Pour digérer tout ça, rien de tel qu'une halte gourmande dans l'un des bons restos français de la ville comme Parc, Lacroix, Le Bec-fin, qui concourent à lui donner cette French Touch grâce à laquelle l'office de tourisme local souhaite nous allécher. Mais qu'on y soit sensible ou pas, Philadelphie demeure une ville formidable, peu connue, sandwichée qu'elle est entre New York et Washington, ses célèbres voisines qui lui volent indûment la vedette.

***

En vrac
- Tourisme de proximité. D'accord, Philadelphie est à quelque 750 kilomètres de Montréal, donc pas exactement à la porte, mais plus près tout de même que Paris!

- 50 % moins cher. Selon la Greater Philadelphia Tourism Marketing Corp., chambres d'hôtels et repas au restaurant coûteraient ici jusqu'à 50 % moins cher qu'à New York et Washington.

- Forfaits hôteliers. Dans le cadre de l'exposition Cézanne & Beyond qui, soit dit en passant, ne sera pas présentée ailleurs, une douzaine d'hôtels de Philadelphie proposent des forfaits de séjour incluant des billets pour l'expo sans heure fixe de visite. On en trouve les coordonnées à www.philamuseum.org. Bien situé, logeant dans l'ancienne Bourse de la ville, le Sofitel offre un service à la française bien de circonstance.

- Bon à savoir: tous les vendredis, dès 17h, au Philadelphia Museum of Art , a lieu l'événement «Art After 5». Pour l'occasion, le Great Stair Hall se transforme en un bar intime où on s'attable pour siroter un chardonnay et grignoter des hors-d'oeuvre tout en écoutant, le premier vendredi du mois, un concert en lien avec l'une des expos du musée ou, les autres vendredis, un groupe de jazz. Lancé en 2001, ce programme vise à diversifier la clientèle du musée, explique Sara Moyn, responsable de la programmation. Mission accomplie, semble-t-il, car ces soirées attirent en moyenne 800 personnes de tous âges et horizons.

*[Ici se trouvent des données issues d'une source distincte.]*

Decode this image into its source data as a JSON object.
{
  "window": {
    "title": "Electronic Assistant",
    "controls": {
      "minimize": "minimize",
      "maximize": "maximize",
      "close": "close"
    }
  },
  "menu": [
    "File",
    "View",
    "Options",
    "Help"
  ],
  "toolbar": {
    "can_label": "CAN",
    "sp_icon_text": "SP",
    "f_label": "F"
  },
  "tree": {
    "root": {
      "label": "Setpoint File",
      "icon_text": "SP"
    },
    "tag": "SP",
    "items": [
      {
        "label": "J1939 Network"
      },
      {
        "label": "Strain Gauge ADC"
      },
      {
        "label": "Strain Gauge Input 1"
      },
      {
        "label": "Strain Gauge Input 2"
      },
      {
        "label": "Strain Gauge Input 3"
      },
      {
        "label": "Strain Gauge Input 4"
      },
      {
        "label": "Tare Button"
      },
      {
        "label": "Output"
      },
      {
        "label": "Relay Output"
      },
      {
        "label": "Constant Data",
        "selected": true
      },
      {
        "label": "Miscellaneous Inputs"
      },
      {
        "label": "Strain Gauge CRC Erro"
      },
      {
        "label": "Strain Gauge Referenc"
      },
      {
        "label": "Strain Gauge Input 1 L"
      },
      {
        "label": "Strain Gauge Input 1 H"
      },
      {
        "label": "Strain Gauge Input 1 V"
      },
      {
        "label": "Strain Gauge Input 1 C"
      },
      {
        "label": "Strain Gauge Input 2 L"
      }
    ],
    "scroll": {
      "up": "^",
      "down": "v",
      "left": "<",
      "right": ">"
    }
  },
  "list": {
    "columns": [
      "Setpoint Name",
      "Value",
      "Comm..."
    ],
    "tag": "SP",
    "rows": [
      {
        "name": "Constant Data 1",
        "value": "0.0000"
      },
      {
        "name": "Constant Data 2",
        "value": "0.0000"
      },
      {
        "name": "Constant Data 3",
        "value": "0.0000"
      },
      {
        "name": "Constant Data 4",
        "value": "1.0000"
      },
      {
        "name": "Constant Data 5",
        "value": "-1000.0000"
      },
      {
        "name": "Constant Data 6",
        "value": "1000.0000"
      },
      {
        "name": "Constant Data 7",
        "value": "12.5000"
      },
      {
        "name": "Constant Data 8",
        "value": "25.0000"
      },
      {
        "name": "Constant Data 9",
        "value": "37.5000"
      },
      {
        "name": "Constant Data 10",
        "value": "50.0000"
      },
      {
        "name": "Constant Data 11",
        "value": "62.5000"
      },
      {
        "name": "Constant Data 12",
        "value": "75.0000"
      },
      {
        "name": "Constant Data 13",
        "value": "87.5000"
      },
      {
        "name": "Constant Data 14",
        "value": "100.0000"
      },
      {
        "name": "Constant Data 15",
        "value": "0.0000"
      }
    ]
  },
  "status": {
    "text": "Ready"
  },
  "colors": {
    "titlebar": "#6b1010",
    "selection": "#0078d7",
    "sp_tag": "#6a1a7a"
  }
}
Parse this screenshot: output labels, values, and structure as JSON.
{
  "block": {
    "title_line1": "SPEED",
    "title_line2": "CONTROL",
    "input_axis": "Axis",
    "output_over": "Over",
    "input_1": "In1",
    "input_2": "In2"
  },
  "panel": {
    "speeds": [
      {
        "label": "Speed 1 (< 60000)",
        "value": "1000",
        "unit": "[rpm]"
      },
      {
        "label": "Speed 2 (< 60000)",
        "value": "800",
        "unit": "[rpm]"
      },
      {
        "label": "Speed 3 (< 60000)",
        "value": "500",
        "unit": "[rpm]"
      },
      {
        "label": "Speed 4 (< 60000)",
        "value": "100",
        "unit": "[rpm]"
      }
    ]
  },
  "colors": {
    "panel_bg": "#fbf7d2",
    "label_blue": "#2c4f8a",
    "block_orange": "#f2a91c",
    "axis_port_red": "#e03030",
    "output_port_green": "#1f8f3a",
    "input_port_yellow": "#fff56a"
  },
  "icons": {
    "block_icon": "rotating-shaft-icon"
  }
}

- La Barnes Foundation. Qu'on vienne de Montréal ou de Paris, il faut réserver au moins un mois à l'avance pour y mettre les pieds. En 2012, la Fondation déménagera dans un nouvel espace présentement en construction sur le Benjamin Franklin Parkway.

- Une French Connection historique à lire. Le Banquier et le perroquet, de Philippe Simiot, raconte l'incroyable destin d'un commerçant bordelais, Étienne Girard, qui s'établit à Philadelphie le jour même de la Déclaration d'indépendance des 13 États américains, fraye avec Franklin et y devient riche au point de pouvoir financer la guerre de 1812 contre l'Angleterre. L'American Dream avant la lettre!

- Avis aux collectionneurs de mobilier et d'objets décoratifs français: depuis 26 ans, la Calderwood Gallery ne propose que des pièces de la période Art déco signées par les meilleurs designers du temps, Ruhlmann, Arbus et cie.

Carolyne Parent était l'invitée de la Greater Philadelphia Tourism Marketing Corp.

Revue de presse publiée par Jacques Lanciault.